The exponents “a” and “b” decreased with increasing MC in both tef flours (Table 5), with “a” values always markedly lower than “b” values. This indicates that G₁″ increased at a much higher rate than G₁′, resulting in a significant increase in the loss tangent (positive “c” values) with the angular frequency.

The gels formed from WTF showed higher τ_max and crossover values than gels produced from BTF. This means higher stability against shear, as they need a higher stress to destroy their structure and achieve a predominantly viscous behavior. Moreover, as can be seen in Table 5, the results showed a significant increase in τ_max and crossover values from samples treated with 15% MC and a significant decrease in both parameters from both tef flours treated with higher water content (20% and 25% MC). This indicates that MWT at 15% MC improved the resistance of the gels to disruption. A similar behavior was observed by Solaesa, et al. [14], who reported that microwaved rice samples with low MC presented higher values of τ_max and crossover with respect to the untreated flours. These findings suggest that MWT performed in flours with less water content allows the obtention of stable and consistent gel structures. However, samples treated with higher moisture contents (20% and 25%) showed an opposite behavior. The gels made from these samples presented lower values of τ_max and stress at the crossover point, with respect to their control samples. This could be explained due to the partial collapse of the starch granule structure which resulted in less rigid gel [31], similar to the results reported by Vicente et al. [15] and Solaesa et al. [14].

4. Conclusions

The treatment conditions employed in this study allowed the modulation of the physical, functional, and microstructural properties of white and brown tef flours.
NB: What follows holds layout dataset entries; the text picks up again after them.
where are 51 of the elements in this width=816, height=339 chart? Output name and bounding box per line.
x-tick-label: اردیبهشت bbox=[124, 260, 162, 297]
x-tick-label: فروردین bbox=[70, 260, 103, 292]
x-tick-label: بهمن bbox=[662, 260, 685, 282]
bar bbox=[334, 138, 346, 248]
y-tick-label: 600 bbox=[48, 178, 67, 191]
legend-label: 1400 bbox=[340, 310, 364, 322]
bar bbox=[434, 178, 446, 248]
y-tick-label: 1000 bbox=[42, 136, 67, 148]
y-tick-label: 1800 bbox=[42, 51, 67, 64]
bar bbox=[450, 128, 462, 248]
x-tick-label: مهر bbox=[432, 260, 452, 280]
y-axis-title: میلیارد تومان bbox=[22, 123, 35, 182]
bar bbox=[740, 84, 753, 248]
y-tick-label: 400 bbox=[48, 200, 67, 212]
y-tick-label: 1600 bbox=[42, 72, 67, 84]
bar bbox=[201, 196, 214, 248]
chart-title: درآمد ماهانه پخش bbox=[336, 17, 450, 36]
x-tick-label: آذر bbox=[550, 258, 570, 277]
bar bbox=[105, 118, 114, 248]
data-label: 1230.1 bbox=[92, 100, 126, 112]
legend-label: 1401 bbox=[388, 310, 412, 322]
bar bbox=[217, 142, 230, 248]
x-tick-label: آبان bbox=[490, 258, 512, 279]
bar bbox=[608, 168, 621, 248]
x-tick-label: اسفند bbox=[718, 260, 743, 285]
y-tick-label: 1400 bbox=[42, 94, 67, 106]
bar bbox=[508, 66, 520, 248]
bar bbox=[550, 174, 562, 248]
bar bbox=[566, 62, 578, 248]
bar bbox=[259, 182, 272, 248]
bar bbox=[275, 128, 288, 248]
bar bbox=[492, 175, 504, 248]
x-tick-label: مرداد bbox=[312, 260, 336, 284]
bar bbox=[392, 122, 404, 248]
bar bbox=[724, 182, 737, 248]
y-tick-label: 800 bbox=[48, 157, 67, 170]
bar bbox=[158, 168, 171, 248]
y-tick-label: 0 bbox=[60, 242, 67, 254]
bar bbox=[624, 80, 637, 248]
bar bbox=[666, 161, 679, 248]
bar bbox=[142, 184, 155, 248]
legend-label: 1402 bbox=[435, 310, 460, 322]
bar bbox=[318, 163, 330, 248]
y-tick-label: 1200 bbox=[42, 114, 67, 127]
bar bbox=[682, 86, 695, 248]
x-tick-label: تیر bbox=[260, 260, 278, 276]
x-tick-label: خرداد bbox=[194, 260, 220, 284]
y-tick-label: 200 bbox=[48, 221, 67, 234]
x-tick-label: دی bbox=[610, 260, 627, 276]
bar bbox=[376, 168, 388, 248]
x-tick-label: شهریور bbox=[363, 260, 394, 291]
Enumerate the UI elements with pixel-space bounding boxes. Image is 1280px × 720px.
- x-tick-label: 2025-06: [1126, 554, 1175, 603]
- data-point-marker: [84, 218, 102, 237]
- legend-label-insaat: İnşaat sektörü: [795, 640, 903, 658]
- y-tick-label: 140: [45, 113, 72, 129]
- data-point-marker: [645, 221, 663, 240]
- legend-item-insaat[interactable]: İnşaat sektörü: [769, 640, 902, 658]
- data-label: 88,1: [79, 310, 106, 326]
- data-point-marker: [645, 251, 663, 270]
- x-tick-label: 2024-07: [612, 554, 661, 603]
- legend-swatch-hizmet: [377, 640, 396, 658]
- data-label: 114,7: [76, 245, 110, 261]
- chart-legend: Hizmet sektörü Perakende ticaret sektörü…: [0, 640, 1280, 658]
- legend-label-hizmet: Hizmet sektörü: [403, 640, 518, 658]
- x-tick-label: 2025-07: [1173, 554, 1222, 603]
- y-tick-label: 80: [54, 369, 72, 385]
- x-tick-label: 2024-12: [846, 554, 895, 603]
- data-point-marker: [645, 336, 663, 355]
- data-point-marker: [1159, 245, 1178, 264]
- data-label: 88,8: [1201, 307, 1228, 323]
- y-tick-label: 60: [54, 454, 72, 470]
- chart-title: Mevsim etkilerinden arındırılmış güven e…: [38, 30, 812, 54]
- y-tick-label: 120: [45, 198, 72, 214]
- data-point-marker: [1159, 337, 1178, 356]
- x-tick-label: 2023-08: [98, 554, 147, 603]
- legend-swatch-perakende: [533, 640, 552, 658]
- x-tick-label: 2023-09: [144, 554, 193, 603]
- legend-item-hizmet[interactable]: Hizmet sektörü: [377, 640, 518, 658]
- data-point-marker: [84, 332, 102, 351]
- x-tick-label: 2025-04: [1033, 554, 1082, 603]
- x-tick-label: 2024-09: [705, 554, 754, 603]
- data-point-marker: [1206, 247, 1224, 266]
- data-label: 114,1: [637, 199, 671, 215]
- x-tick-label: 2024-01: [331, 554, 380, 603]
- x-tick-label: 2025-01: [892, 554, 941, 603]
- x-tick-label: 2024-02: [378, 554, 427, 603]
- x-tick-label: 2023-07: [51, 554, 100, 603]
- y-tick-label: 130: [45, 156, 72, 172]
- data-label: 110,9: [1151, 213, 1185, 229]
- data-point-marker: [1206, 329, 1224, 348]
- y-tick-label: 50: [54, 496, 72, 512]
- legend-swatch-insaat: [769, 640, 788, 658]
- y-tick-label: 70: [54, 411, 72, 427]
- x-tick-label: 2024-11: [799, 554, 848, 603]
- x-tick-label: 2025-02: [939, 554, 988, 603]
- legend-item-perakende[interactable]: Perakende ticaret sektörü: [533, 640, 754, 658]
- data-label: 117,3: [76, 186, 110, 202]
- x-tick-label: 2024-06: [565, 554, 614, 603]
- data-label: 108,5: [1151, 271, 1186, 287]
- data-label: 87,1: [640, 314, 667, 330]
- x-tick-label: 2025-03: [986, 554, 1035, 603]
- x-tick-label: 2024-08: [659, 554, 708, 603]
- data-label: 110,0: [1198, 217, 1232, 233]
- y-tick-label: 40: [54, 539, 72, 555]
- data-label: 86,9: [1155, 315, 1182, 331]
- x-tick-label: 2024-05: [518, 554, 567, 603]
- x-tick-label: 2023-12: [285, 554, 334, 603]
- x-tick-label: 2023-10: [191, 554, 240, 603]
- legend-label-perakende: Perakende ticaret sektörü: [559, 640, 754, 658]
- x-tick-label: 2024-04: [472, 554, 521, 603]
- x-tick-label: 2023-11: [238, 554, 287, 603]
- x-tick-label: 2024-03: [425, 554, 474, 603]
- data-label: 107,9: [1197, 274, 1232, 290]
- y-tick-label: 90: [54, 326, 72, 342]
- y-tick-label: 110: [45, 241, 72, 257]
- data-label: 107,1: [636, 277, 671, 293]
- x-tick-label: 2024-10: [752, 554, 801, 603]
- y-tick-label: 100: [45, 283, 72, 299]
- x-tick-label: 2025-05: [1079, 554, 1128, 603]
Depending on the MC of the samples during the treatments, some properties were positively and others negatively affected, which allows obtaining a tef flour with a wide range of applications.

A positive effect of increasing MC during the MWT was observed for WAC, WAI, WSI, and SP properties in all treated samples, indicating that flours treated with high MC could favor dough consistency and structure. On the other hand, the pasting properties (PV, BV, SV, and FV) were decreased as the MC increased, with the most significant reductions observed in the samples treated at 25% MC. Moreover, at this MC level the highest delay in PT was observed. The treated flours produced gels with higher G₁′ and G₁″ moduli and lower (tan δ)₁, which indicate a more elastic behavior of these gels, thus favoring the use of this cereal in bread-making. The MWT also led to an increase in gelatinization temperatures from all studied samples, with brown tef being the most affected. FTIR also showed significant differences between microwaved and no-microwaved samples. The treatment conditions employed in this study significantly affected the 1047/1022 cm⁻¹ ratio in all samples, while 1022/995 cm⁻¹ ratio was found to be affected only in samples treated at 20% and 25% MC. The MWT also modified the secondary structure of proteins in amide I, with the most significant changes observed to samples treated at 15% MC. Future works will be necessary to evaluate the ability of the treated flours to improve the technological, nutritional, and sensory quality of food products.